Kedua, jagat maya merupakan jagat yang sama sekali asing bagi sebagian besar anak-anak seminari. Dalam situasi normal, mereka dilarang menggunakan HP dan tidak memiliki akses ke dalam dunia maya dengan segala kemungkinan-kemungkinannya yang tidak terbatas. Dalam era kenormalan baru ini, mereka diwajibkan memiliki HP dan keahlian berselancar di dunia maya untuk melayani kepentingan formasi.

Ketiga, internet selalu berwajah ganda. Di satu sisi, akses ke dalam internet meningkatkan literasi dan wawasan anak. Di sisi lain, dalam internet terdapat sejumlah tantangan yang mengancam perlindungan dan hak anak seperti perundungan digital dan pencurian data pribadi (KOMPAS, 21/06/2020). Dampingan orang tua, para pastor dan para mitra mutlak perlu untuk meminimalisasi kejahatan siber dalam berbagai levelnya.

Keempat, alasan terkait etika digital. Walaupun memiliki banyak kesamaan, etika digital dan etika dunia nyata tetap memiliki perbedaan. Dalam dunia digital, segala sesuatu pasti meninggalkan jejak. Selain itu, semuanya serba terbuka. Oleh karena itu, anak-anak perlu mendalami etika digital dan selalu diingatkan untuk mematuhi etika-etika tersebut.

Kelima, anak-anak perlu dilindungi dari pelbagai variasi bahaya informasi-informasi palsu. Semua orang memiliki akses ke dalam internet dan oleh karena itu berbagai jenis informasi, entah itu benar atau salah, entah itu baik atau buruk, berseliweran dalam berbagai platform media-media Daring. Kontrol orang tua, para pastor, dan para mitra membantu anak-anak dalam proses penyaringan dan internalisasi informasi-informasi tersebut.

Peran Sentral Orang tua, Para Pastor dan Para Mitra

Orang tua, para pastor dan mitra memiliki peran penting dalam pengasuhan digital bagi para seminaris diaspora. Peran tersebut dapat dijalankan melalui kehadiran dan dialog aktif. Spritualitas kehadiran dan dialog aktif menjadi kunci keberhasilan proses-proses pengasuhan digital. Oleh karena itu, orang tua, para pastor dan para mitra wajib memberikan teladan dan panutan.
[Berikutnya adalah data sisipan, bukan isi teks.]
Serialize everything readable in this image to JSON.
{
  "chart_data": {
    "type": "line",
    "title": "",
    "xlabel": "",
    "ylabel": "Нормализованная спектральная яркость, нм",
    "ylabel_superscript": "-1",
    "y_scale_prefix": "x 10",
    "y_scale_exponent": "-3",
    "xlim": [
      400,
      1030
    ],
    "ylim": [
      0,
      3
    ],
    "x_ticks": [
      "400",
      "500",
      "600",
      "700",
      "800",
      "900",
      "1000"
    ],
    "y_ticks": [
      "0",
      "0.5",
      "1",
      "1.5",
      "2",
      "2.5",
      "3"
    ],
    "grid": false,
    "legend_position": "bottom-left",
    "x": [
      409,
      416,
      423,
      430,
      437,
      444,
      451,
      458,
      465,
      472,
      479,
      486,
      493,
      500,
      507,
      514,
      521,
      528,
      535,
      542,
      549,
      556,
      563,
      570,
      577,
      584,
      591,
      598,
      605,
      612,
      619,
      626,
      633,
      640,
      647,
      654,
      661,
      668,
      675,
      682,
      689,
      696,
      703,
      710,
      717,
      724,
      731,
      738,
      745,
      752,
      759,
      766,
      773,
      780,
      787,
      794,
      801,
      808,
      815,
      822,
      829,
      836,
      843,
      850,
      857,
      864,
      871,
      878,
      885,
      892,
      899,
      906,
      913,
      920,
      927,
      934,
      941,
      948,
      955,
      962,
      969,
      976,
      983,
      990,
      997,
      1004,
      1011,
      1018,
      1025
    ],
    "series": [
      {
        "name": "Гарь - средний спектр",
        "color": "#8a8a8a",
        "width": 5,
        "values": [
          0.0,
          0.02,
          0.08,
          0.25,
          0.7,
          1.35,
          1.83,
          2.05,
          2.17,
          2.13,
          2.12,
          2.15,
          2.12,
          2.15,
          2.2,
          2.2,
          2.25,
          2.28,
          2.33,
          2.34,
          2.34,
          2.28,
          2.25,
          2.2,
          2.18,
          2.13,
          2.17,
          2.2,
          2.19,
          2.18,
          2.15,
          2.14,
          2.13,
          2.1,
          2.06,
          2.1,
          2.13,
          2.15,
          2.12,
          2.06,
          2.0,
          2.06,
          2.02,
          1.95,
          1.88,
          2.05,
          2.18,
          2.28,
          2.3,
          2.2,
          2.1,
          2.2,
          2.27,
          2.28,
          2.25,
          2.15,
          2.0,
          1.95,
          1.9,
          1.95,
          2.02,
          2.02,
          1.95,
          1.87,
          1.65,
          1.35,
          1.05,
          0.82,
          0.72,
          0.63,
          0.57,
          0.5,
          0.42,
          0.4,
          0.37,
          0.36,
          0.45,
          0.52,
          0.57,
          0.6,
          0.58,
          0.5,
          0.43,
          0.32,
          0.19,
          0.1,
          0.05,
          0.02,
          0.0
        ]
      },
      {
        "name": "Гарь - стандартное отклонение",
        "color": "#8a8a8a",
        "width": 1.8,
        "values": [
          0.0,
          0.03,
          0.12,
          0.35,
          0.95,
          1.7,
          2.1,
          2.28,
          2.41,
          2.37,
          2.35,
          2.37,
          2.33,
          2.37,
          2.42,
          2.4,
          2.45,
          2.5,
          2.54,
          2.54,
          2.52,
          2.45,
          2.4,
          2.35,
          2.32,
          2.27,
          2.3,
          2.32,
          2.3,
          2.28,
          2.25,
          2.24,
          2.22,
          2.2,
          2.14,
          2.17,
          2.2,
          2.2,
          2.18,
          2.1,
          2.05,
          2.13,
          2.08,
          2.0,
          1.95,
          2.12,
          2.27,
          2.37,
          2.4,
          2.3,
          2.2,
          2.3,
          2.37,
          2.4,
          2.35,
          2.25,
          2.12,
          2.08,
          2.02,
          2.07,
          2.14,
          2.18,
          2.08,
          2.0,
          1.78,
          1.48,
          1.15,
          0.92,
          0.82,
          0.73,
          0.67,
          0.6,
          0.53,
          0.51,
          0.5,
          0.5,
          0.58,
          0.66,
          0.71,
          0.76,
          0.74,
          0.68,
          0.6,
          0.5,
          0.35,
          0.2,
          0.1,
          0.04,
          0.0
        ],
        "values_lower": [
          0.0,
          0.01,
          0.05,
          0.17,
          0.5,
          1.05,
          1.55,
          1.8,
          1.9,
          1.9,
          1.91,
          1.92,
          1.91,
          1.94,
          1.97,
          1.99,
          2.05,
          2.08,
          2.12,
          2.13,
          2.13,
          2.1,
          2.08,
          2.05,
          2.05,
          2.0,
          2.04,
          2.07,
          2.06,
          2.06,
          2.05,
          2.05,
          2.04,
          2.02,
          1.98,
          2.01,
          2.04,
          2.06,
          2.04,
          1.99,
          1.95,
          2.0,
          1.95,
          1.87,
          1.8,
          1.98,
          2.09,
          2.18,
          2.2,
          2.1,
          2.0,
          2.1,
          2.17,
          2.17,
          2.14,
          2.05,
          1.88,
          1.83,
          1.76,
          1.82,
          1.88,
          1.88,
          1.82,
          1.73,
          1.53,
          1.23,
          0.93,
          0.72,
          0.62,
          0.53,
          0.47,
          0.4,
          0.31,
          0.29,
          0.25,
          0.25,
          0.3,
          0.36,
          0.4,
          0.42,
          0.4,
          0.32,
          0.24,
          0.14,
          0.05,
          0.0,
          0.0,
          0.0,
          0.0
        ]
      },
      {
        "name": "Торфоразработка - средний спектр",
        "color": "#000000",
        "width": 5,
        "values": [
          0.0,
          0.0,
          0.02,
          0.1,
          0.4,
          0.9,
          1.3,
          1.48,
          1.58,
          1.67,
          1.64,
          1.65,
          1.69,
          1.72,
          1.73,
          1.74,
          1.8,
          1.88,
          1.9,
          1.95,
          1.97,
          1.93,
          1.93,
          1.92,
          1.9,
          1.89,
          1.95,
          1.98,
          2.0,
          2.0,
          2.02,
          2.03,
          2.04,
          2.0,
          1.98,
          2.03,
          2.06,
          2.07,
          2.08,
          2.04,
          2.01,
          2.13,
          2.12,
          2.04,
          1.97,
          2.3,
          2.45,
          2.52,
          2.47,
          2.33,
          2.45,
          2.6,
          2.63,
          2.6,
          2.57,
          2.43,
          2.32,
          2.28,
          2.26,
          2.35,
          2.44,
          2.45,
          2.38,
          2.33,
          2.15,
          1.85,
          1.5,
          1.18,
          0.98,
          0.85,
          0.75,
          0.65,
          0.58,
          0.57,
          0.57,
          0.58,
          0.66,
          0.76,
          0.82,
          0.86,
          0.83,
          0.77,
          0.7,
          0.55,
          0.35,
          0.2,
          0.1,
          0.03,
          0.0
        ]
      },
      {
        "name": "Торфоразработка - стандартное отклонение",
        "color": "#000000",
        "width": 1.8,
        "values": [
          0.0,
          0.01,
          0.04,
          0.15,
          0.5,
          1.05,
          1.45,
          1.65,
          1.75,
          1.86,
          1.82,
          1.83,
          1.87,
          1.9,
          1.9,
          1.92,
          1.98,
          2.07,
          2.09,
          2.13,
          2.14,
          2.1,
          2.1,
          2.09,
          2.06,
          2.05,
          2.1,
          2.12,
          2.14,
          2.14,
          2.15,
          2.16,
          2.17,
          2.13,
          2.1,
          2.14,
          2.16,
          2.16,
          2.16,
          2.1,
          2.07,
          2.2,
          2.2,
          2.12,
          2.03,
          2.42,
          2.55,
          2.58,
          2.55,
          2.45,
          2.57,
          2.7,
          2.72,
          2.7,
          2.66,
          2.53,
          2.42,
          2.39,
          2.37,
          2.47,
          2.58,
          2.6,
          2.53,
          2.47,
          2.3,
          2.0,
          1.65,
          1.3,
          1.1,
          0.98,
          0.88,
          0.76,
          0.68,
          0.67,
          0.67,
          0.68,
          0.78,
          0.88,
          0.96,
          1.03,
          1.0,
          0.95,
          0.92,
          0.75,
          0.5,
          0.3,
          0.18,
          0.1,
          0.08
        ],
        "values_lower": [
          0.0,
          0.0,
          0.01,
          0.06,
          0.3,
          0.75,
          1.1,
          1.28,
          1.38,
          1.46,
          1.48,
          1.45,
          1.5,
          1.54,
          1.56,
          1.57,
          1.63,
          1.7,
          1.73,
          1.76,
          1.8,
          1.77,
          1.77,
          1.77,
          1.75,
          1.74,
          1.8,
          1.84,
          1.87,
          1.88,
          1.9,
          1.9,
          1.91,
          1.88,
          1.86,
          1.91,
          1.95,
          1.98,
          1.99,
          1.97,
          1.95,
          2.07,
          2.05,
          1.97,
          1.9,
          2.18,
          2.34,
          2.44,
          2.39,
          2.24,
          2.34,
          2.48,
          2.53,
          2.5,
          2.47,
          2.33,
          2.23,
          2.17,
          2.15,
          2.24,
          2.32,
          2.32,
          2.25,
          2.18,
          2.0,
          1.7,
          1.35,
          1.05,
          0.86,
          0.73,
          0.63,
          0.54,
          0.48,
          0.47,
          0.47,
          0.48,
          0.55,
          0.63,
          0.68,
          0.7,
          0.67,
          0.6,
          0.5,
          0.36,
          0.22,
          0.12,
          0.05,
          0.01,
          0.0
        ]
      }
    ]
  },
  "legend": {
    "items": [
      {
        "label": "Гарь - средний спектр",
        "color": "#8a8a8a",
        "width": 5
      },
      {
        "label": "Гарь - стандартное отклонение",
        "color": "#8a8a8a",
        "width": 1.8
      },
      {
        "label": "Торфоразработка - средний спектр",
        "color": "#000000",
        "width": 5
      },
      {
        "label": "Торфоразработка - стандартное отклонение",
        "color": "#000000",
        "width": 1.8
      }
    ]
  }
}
KOMPAS (20/06/2020) meringkas tiga lapisan yang harus dimiliki sebuah keluarga ketika (anak-anaknya) harus mencemplungkan diri ke dalam dunia digital.

Lapisan pertama adalah kesadaran akan pentingnya keselamatan, keamanan, dan privasi. Lapisan kedua adalah literasi media agar bijak menyikapi informasi palsu serta menilai kebenaran konten. Lapisan ketiga menyangkut kesadaran tentang hak dan tanggung jawab.

Orang tua, para pastor, dan para mitra memiliki kewajiban dan tanggung jawab membangun ketiga lapisan kesadaran tersebut. Perlu diakui, usaha itu tidak gampang. Oleh karena itu pada bagian berikut direkomendasikan hal-hal praktis yang perlu dibuat.

Langkah-langkah Praktis Pengasuhan

Pertama, kerja dan belajar dalam dan melalui media daring harus dijadwalkan. Orang tua dan para mitra harus melibatkan diri dalam penyusunan jadwal belajar dan kerja anak. Keterlibatan itu juga harus sampai pada tahap pengawasan, apakah jadwal itu ditaati atau tidak.

Kedua, tingkatkan komunikasi langsung dengan anak. Komunikasi itu harus dari muka ke muka dan dari hati ke hati, bukan melalui perantaraan media-media sosial.

Ketiga, ingatkan anak akan kerawanan dan bahaya yang ada di ruang virtual. Banyak bahaya yang bisa saja timbul, misalnya penipuan, kekerasan verbal, pencurian data pribadi, dan perundungan digital.

Keempat, usahakan sebisa mungkin agar menemani anak saat mereka sedang bekerja dan belajar melalui media-media Daring. Pada bagian ini, sekali lagi ditekankan pentingnya spiritualitas kehadiran bagi seorang anak.

Kelima, orang tua, para pastor, dan para mitra harus selalu mengingatkan anak akan pentingnya menjaga etika bermedia sosial. Etika itu misalnya, selalu menggunakan kata-kata yang sopan dan tidak saling memaki.

Keenam, sebagai pengasuh, tentu saja orang tua, para pastor, dan para mitra juga harus memiliki pengetahuan yang memadai tentang literasi teknologi digital. Oleh karena itu, mau tidak mau, orang tua juga harus mempelajari seluk beluk dunia digital dan segala tuntutan-tuntutannya.